将具有创新核/壳结构的相变材料基复合材料分散于水中，研制出一种新型胶体溶液。这种解决方案是为太阳辐射的热转换和热储存而设计的。比较了相变材料（正十六烷、正十八烷、正十一烷）和壳材料（Au、Cu、Ag、Al）的类型、胶囊尺寸、相变材料质量浓度、工作温度和几何参数对太阳能吸收器环境的影响。结果表明，与Au、Cu、Ag和Al基纳米流体相比，n-Nonadecane@Au、Cu、Ag和Al基纳米流体的换热率分别提高了35.1%、27.4%、27.8%和47.8%。等离子体壳材料提供了增强的与光的相互作用，从而获得了高能相变材料胶囊。将相变材料胶囊的尺寸从25 nm增加到55 nm，减小了表面积与体积比，使胶囊能够在水中聚集，减少了传热。因此，n-Octadecane@Au、Cu、Ag和Al胶体悬浮液的温升分别下降了1.5%、2.6%、2.1%和4.8%。此外，当相变材料浓度从8%增加到16%时，使用n-Hexadecane@Ag， Al， Au和Cu胶体悬浮液的温度增益分别降低了19.2%,25.7%，18.1%和19.6%。入口温度的增加增加了辐射和对流的综合损失，随之而来的是温度增量的减少。此外，增加集热器的宽高比允许更多的阳光穿透每个单位的表面积，从而提高热流体的温度。最后，研究结果表明，这些新型胶体溶液显着增强了下一代太阳能收集的能力，朝着净零的未来发展。

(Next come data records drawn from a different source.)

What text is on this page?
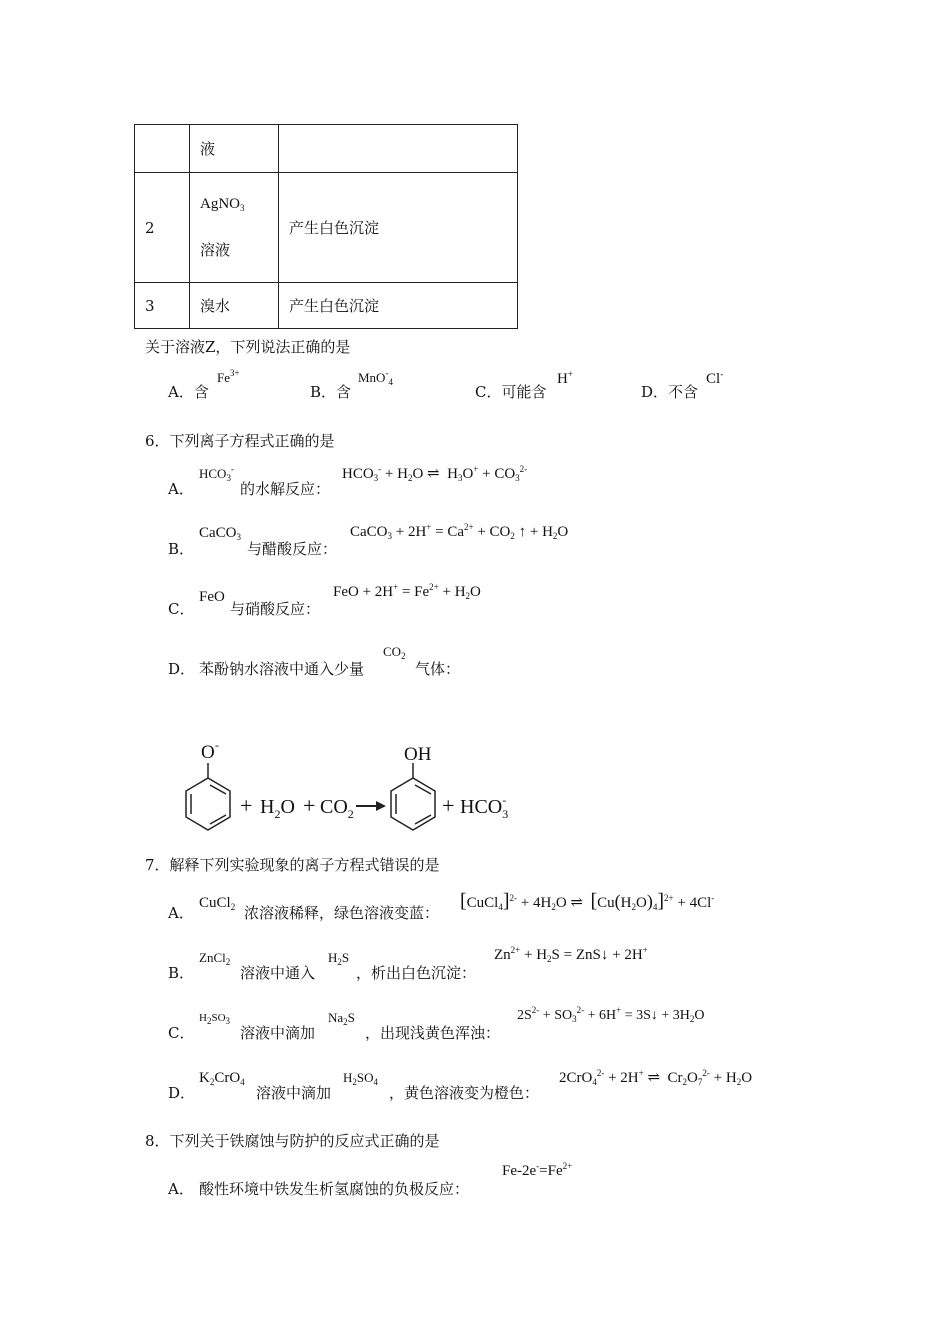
	液	
2	AgNO$_3$
溶液	产生白色沉淀
3	溴水	产生白色沉淀
关于溶液Z，下列说法正确的是
A．含
$Fe^{3+}$
B．含
MnO-$_4$
C．可能含
H+
D．不含
Cl-
6．下列离子方程式正确的是
A．
$HCO_3^-$
的水解反应：
$HCO_3^- + H_2O$ ⇌  $H_3O^+ + CO_3^{2-}$
B．
CaCO$_3$
与醋酸反应：
CaCO$_3$ + $2H^+ = Ca^{2+} + CO_2$ ↑ + $H_2O$
C．
FeO
与硝酸反应：
FeO + $2H^+ = Fe^{2+} + H_2O$
D． 苯酚钠水溶液中通入少量
$CO_2$
气体：
O -
+ $H_2O + CO_2$
OH
+ $HCO_3-$
7．解释下列实验现象的离子方程式错误的是
A．
CuCl$_2$ 浓溶液稀释，绿色溶液变蓝：
[CuCl$_4$]$^{2-}$ + $4H_2O$ ⇌  $[Cu(H_2O)_4]^{2+} + 4Cl^-$
B．
ZnCl$_2$
溶液中通入
$H_2S$
，析出白色沉淀：
$Zn^{2+} + H_2S$ = ZnS↓ + 2H+
C．
$H_2SO_3$
溶液中滴加
$Na_2S$
，出现浅黄色浑浊：
$2S^{2-} + SO_3^{2-} + 6H^+$ = 3S↓ + $3H_2O$
D．
$K_2CrO_4$
溶液中滴加
$H_2SO_4$
，黄色溶液变为橙色：
2CrO$_4^{2-}$ + 2H+ ⇌  $Cr_2O_7^{2-} + H_2O$
8．下列关于铁腐蚀与防护的反应式正确的是
A． 酸性环境中铁发生析氢腐蚀的负极反应：
$Fe-2e^-=Fe^{2+}$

本文章由计算机程序翻译，如有差异，请以英文原文为准。

求助全文

约1分钟内获得全文求助全文

来源期刊

Energy Conversion and Management 工程技术-力学

CiteScore

19.00

自引率

11.50%

发文量

1304

审稿时长

17 days

期刊介绍： The journal Energy Conversion and Management provides a forum for publishing original contributions and comprehensive technical review articles of interdisciplinary and original research on all important energy topics. The topics considered include energy generation, utilization, conversion, storage, transmission, conservation, management and sustainability. These topics typically involve various types of energy such as mechanical, thermal, nuclear, chemical, electromagnetic, magnetic and electric. These energy types cover all known energy resources, including renewable resources (e.g., solar, bio, hydro, wind, geothermal and ocean energy), fossil fuels and nuclear resources.